Si è soliti affermare che se per ipotesi l’uomo potesse deambulare sulle mani coi piedi al posto della testa, la patologia varicosa agli arti inferiori, non avrebbe possibilità di manifestarsi; se ne deduce che l’elemento preponderante per la sua comparsa non può essere che la pressione idrostatica legata al peso della colonna del sangue presente nel sistema venoso, rappresentato sia dalla rete profonda che da quella superficiale . A quest’ultima appartiene uno dei due vasi collettori principali, la vena safena interna che percorre l’intera lunghezza (o altezza) dell’arto inferiore, dalla pianta del piede all’inguine, là dove la stessa vena va a confluire nel sistema venoso profondo.
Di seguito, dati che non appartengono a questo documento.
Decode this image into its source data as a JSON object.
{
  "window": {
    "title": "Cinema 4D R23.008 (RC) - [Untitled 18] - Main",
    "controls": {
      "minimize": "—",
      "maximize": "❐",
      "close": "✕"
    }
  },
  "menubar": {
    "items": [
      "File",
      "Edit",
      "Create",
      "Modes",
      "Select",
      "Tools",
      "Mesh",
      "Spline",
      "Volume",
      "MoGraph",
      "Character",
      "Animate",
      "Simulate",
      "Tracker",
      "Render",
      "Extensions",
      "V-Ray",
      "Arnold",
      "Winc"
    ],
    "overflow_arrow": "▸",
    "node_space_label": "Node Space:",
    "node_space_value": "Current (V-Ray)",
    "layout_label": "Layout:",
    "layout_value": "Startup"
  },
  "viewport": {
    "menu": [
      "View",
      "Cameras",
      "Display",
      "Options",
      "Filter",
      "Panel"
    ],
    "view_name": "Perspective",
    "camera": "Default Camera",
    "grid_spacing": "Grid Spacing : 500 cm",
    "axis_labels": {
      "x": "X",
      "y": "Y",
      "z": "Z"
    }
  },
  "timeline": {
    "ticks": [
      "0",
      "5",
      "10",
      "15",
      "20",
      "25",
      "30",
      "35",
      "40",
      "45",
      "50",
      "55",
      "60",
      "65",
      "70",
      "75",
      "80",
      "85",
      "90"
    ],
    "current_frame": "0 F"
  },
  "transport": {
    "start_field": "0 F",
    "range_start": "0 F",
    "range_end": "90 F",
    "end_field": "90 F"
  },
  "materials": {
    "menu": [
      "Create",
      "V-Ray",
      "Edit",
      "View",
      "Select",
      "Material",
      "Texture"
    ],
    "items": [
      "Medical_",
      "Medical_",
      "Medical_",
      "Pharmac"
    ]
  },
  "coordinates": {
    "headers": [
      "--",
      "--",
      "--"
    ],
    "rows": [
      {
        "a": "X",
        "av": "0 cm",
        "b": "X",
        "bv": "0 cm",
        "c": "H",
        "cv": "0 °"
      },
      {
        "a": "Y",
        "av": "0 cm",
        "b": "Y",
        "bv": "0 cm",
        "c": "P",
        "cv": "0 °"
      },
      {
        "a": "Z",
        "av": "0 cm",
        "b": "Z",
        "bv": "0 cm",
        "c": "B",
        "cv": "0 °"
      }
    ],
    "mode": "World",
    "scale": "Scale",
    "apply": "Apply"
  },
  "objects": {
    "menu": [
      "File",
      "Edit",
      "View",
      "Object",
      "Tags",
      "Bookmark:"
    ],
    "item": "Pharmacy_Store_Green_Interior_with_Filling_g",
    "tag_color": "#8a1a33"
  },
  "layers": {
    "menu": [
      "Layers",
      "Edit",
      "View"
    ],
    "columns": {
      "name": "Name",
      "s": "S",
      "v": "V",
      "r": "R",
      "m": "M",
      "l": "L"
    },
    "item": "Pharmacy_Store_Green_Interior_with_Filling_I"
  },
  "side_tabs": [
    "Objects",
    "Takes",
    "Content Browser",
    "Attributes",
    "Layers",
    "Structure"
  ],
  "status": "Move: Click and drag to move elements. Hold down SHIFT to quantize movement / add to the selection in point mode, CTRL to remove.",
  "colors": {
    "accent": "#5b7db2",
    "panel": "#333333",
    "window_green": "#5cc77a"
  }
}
La rete venosa superficiale e gli assi venosi profondi devono convogliare il ritorno del sangue al cuore, dalla superficie in profondità e dal basso verso l’alto. Questo è possibile perché ambedue i sistemi, tra loro collegati tramite vene dette perforanti, sono provvisti di valvole che assicurano il flusso in un’unica direzione, sia durante la contrazione muscolare (sistole muscolare), sia durante il rilasciamento (diastole muscolare).
Se nella rete venosa superficiale alcune valvole perdono la loro tenuta cioè diventono incontinenti, si verifica quello che in condizioni di normalità è scongiurato dalla loro corretta funzione; compare cioè il cosidetto “reflusso” espressione del ritorno indietro del sangue dall’alto in basso.
Se ad essere compromesse sono le valvole nel passaggio tra la rete venosa profonda e quella superficiale, i vasi di quest’ultima dovranno accettare una quota maggiore di sangue con conseguente sovraccarico. E’ intuitivo quindi che la pressione interna al vaso aumenti e questo contribuisca alla sua dilatazione; così prende consistenza la varice.